Once the onion is tender, one cup of lentils, two and a half cups of vegetable broth, and generous sprinkles of cumin, coriander, cinnamon, white pepper and black pepper join the onion and garlic in the skillet. Reduce heat to medium and bring to a boil for fifteen minutes or so until the liquid is absorbed and the lentils are tender. You may need to add some more broth if the liquid absorbs before the lentils are tender.

Meanwhile, while the sides were simmering nicely, I prepared the scallops. First they were rinsed and patted dry. Then a spice mixture made up of cinnamon, coriander, cumin, salt, white pepper and black pepper was sprinkled on both sides. Be generous, some will be lost in the cooking process. Noticing a pattern?? I try to bring similar flavors to all of the elements of a meal.

This time, a tablespoon of olive oil went into a seven-inch skillet over medium-high heat. Yes, at this point all of my skillets are on the stove top! The scallops only take about five minutes, so you want to wait until the couscous and lentils are almost done until they go in the skillet.

The scallops go into the skillet and cook two and a half minutes per side until just opaque in the center.

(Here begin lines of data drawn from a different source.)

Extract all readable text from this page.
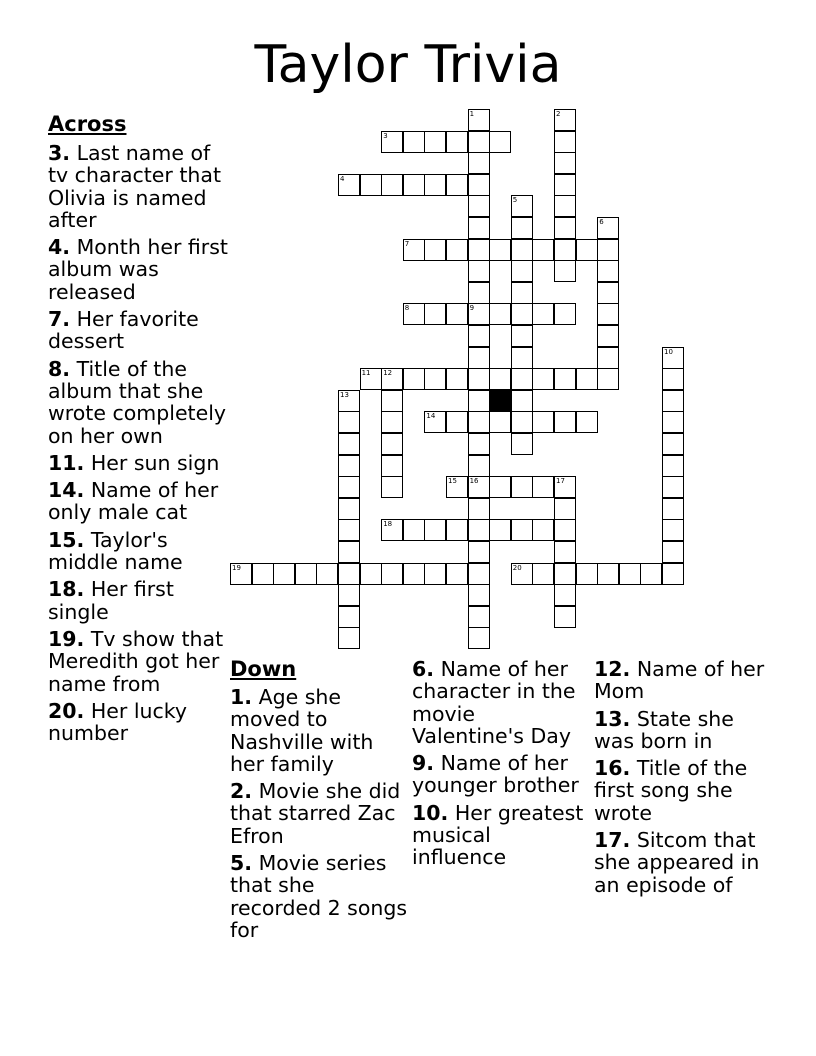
Taylor Trivia
1
9
2
3
4
5
6
7
8
16
10
11 12
13
14
15	17
18
19	20
Across
3. Last name of tv character that Olivia is named after
4. Month her first album was released
7. Her favorite dessert
8. Title of the album that she wrote completely on her own
11. Her sun sign
14. Name of her only male cat
15. Taylor's middle name
18. Her first single
19. Tv show that Meredith got her name from
20. Her lucky number
Down
1. Age she moved to Nashville with her family
2. Movie she did that starred Zac Efron
5. Movie series that she recorded 2 songs for
6. Name of her character in the movie Valentine's Day
9. Name of her younger brother
10. Her greatest musical influence
12. Name of her Mom
13. State she was born in
16. Title of the first song she wrote
17. Sitcom that she appeared in an episode of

After two and a half minutes per side over medium-high heat on my stove top, the scallops were PERFECT! Although, this may need to be adjusted depending on your stove top.  I was nervous cooking the scallops because this was my first time making them at home, but they were amazing!

Once plated, our meal was joined by two glasses of Niagara wine from a local winery. All that was left was to enjoy! Our trip to Morocco, via food, was fabulous!